Furthermore, Swiss leisure airline Edelweiss Air is set to increase the number of services to Egypt, including the relaunch of its schedule to Marsa Alam during the winter season while at the same time EgyptAir’s Asian presence will be reinforced by a new itinerary to Japan.

In addition, the latest codeshare partnerships of EgyptAir with Etihad Airways and Kenya Airways along with Royal Wings’ service between Aqaba and Cairo are also expected to boost the regional and international links, thus opening the destination to more flyers.

Last but not least, according to Colliers International’s (CI) report Egypt Quarterly Review Q1 2017, Cairo is expected to appeal to multiple businesses and travellers on the back of the new airport project in 6th of October city.

Underlining the crucial role of air connectivity as the main factor influencing guest arrivals, Sameh Mohie, sales director, SUNRISE Resorts & Cruises, disclosed, “The first quarter [of this year] brought good business to Sharm El Sheikh due to direct flights from the source markets, especially Jordan and Lebanon […].” He further pinpointed that although arrivals to Hurghada resorts slightly increased during the Easter period, the current lack of direct flights still represents a challenge in bringing more travellers to the location.

In order to reverse the situation, Arab Tourism Organisation named the Red Sea resort as this year’s capital of Arab summer holiday destinations, aiming to encourage higher influx of visitors with a rich event's programme.

Furthermore, in the first quarter of this year (Q1), Egypt saw multiple hospitality investments, showing positive movements in other focus areas of the governmental plan, with new hotel openings and initiated development projects.

Among others, the country welcomed Deutsche Hospitality’s 100th global property in Cairo, The Steigenberger Hotel El Tahrir, while AccorHotels signed a management agreement for Fairmont Pyramids Hotel & Residences set to open in 2022 in the 6th of October city.
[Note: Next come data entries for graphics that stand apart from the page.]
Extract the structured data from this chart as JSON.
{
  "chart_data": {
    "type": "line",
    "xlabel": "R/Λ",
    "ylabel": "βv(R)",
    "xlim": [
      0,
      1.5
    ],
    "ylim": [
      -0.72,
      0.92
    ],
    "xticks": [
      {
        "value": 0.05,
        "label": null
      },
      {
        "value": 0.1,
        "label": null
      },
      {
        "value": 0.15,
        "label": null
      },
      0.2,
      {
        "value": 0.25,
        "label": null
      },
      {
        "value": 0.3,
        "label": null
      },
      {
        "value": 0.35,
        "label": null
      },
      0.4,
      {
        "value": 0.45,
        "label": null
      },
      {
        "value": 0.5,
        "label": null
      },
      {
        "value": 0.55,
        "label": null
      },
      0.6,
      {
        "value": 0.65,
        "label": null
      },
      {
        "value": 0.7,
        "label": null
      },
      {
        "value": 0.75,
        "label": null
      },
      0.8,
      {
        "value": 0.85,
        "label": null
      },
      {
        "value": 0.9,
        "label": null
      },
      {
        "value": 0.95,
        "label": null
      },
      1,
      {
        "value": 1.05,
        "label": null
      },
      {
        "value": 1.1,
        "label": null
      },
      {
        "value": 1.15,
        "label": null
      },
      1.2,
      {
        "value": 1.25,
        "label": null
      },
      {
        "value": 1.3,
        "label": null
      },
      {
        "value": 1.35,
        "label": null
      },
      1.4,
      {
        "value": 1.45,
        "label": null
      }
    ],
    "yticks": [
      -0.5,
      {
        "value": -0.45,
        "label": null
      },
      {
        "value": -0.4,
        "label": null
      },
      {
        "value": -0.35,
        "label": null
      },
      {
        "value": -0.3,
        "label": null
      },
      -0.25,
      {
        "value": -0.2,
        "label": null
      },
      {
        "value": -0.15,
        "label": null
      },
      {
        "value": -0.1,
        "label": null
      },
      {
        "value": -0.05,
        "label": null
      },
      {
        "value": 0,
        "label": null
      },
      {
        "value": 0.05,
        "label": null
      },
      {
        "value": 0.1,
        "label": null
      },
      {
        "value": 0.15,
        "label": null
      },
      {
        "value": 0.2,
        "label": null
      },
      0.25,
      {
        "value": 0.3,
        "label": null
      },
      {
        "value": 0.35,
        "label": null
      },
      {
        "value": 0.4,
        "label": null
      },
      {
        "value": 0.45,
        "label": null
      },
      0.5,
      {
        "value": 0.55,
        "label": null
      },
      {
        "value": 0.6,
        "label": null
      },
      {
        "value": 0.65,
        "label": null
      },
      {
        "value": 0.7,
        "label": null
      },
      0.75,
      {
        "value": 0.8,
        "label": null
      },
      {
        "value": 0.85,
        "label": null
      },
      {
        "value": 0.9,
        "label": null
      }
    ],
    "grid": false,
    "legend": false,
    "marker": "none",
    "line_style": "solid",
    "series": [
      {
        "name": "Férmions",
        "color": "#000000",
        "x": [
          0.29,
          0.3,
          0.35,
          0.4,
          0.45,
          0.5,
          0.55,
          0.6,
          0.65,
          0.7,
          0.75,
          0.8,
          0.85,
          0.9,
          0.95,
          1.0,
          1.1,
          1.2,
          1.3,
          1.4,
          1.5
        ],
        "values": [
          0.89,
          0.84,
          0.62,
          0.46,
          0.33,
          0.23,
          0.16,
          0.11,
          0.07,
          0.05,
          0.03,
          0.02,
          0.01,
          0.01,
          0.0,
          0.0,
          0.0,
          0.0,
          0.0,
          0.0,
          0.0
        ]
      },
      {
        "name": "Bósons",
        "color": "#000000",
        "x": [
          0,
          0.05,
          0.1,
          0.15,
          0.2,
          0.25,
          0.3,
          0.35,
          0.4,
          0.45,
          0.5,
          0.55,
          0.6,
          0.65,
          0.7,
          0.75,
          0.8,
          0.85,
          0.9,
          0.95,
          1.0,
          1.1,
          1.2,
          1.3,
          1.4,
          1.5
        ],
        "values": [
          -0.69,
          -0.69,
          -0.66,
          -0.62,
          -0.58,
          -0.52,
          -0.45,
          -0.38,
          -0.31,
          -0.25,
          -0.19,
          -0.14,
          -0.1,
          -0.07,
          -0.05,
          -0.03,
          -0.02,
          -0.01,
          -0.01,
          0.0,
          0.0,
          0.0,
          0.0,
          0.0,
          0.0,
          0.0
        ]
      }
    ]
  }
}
Furthermore the long-awaited Mall of Egypt was also successfully inaugurated.

Adding to the bucket of new hospitality openings in the months to come, Areej Mohieldin, regional director, communications and public relations, Steigenberger Hotels & Resorts, unveiled, “We are opening a luxurious five-star hotel Steigenberger Al Cazar in Sharm El Sheikh, which caters [among others], for Middle Eastern guests.
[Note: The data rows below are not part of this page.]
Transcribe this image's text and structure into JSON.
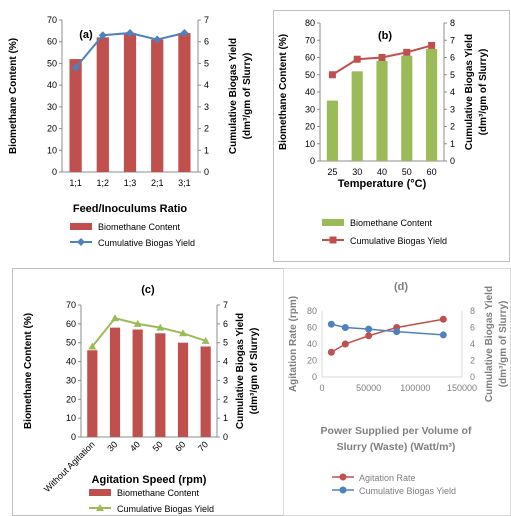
{
  "panels": [
    {
      "label": "(a)",
      "chart_data": {
        "type": "bar",
        "categories": [
          "1;1",
          "1;2",
          "1;3",
          "2;1",
          "3;1"
        ],
        "series": [
          {
            "name": "Biomethane Content",
            "kind": "bar",
            "axis": "left",
            "color": "#c0504d",
            "values": [
              52,
              62,
              64,
              61,
              64
            ]
          },
          {
            "name": "Cumulative Biogas Yield",
            "kind": "line",
            "axis": "right",
            "color": "#4f81bd",
            "marker": "diamond",
            "values": [
              4.8,
              6.3,
              6.4,
              6.1,
              6.4
            ]
          }
        ],
        "ylabel": "Biomethane Content (%)",
        "y2label": "Cumulative Biogas Yield (dm³/gm of Slurry)",
        "xlabel": "Feed/Inoculums Ratio",
        "ylim": [
          0,
          70
        ],
        "y2lim": [
          0,
          7
        ],
        "yticks": [
          "0",
          "10",
          "20",
          "30",
          "40",
          "50",
          "60",
          "70"
        ],
        "y2ticks": [
          "0",
          "1",
          "2",
          "3",
          "4",
          "5",
          "6",
          "7"
        ],
        "legend": "bottom"
      }
    },
    {
      "label": "(b)",
      "chart_data": {
        "type": "bar",
        "categories": [
          "25",
          "30",
          "40",
          "50",
          "60"
        ],
        "series": [
          {
            "name": "Biomethane Content",
            "kind": "bar",
            "axis": "left",
            "color": "#9bbb59",
            "values": [
              35,
              52,
              58,
              61,
              65
            ]
          },
          {
            "name": "Cumulative Biogas Yield",
            "kind": "line",
            "axis": "right",
            "color": "#c0504d",
            "marker": "square",
            "values": [
              5.0,
              5.9,
              6.0,
              6.3,
              6.7
            ]
          }
        ],
        "ylabel": "Biomethane Content (%)",
        "y2label": "Cumulative Biogas Yield (dm³/gm of Slurry)",
        "xlabel": "Temperature (°C)",
        "ylim": [
          0,
          80
        ],
        "y2lim": [
          0,
          8
        ],
        "yticks": [
          "0",
          "10",
          "20",
          "30",
          "40",
          "50",
          "60",
          "70",
          "80"
        ],
        "y2ticks": [
          "0",
          "1",
          "2",
          "3",
          "4",
          "5",
          "6",
          "7",
          "8"
        ],
        "legend": "bottom"
      }
    },
    {
      "label": "(c)",
      "chart_data": {
        "type": "bar",
        "categories": [
          "Without Agitation",
          "30",
          "40",
          "50",
          "60",
          "70"
        ],
        "series": [
          {
            "name": "Biomethane Content",
            "kind": "bar",
            "axis": "left",
            "color": "#c0504d",
            "values": [
              46,
              58,
              57,
              55,
              50,
              48
            ]
          },
          {
            "name": "Cumulative Biogas Yield",
            "kind": "line",
            "axis": "right",
            "color": "#9bbb59",
            "marker": "triangle",
            "values": [
              4.8,
              6.3,
              6.0,
              5.8,
              5.5,
              5.1
            ]
          }
        ],
        "ylabel": "Biomethane Content (%)",
        "y2label": "Cumulative Biogas Yield (dm³/gm of Slurry)",
        "xlabel": "Agitation Speed (rpm)",
        "ylim": [
          0,
          70
        ],
        "y2lim": [
          0,
          7
        ],
        "yticks": [
          "0",
          "10",
          "20",
          "30",
          "40",
          "50",
          "60",
          "70"
        ],
        "y2ticks": [
          "0",
          "1",
          "2",
          "3",
          "4",
          "5",
          "6",
          "7"
        ],
        "legend": "bottom"
      }
    },
    {
      "label": "(d)",
      "chart_data": {
        "type": "line",
        "x": [
          10000,
          25000,
          50000,
          80000,
          130000
        ],
        "series": [
          {
            "name": "Agitation Rate",
            "axis": "left",
            "color": "#c0504d",
            "marker": "circle",
            "values": [
              30,
              40,
              50,
              60,
              70
            ]
          },
          {
            "name": "Cumulative Biogas Yield",
            "axis": "right",
            "color": "#4f81bd",
            "marker": "circle",
            "values": [
              6.4,
              6.0,
              5.8,
              5.5,
              5.1
            ]
          }
        ],
        "ylabel": "Agitation Rate (rpm)",
        "y2label": "Cumulative Biogas Yield (dm³/gm of Slurry)",
        "xlabel": "Power Supplied per Volume of Slurry (Waste) (Watt/m³)",
        "xlim": [
          0,
          150000
        ],
        "ylim": [
          0,
          80
        ],
        "y2lim": [
          0,
          8
        ],
        "xticks": [
          "0",
          "50000",
          "100000",
          "150000"
        ],
        "yticks": [
          "0",
          "20",
          "40",
          "60",
          "80"
        ],
        "y2ticks": [
          "0",
          "2",
          "4",
          "6",
          "8"
        ],
        "legend": "bottom"
      }
    }
  ]
}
This extravagant family resort offers uniqueness in all senses, 610 lush rooms, suites and villas including 243 family designed ones featuring elegant yet extremely comfortable surroundings, 90 swim-up rooms and five suites with private pools.”

Although the achievement of the ambitious tourism revival goals hinges on many diplomatic and political factors which are beyond the control of hoteliers and travel services providers, Ahmed Sabry, general manager, Radisson BLU Hotel, Cairo Heliopolis, exemplified on positive developments in welcoming returned German guests following the lift of the travel restrictions.

He revealed, “This [waved travel ban] is why our Red Sea resorts are currently enjoying a 50 – 60 percent occupancy from the German market.”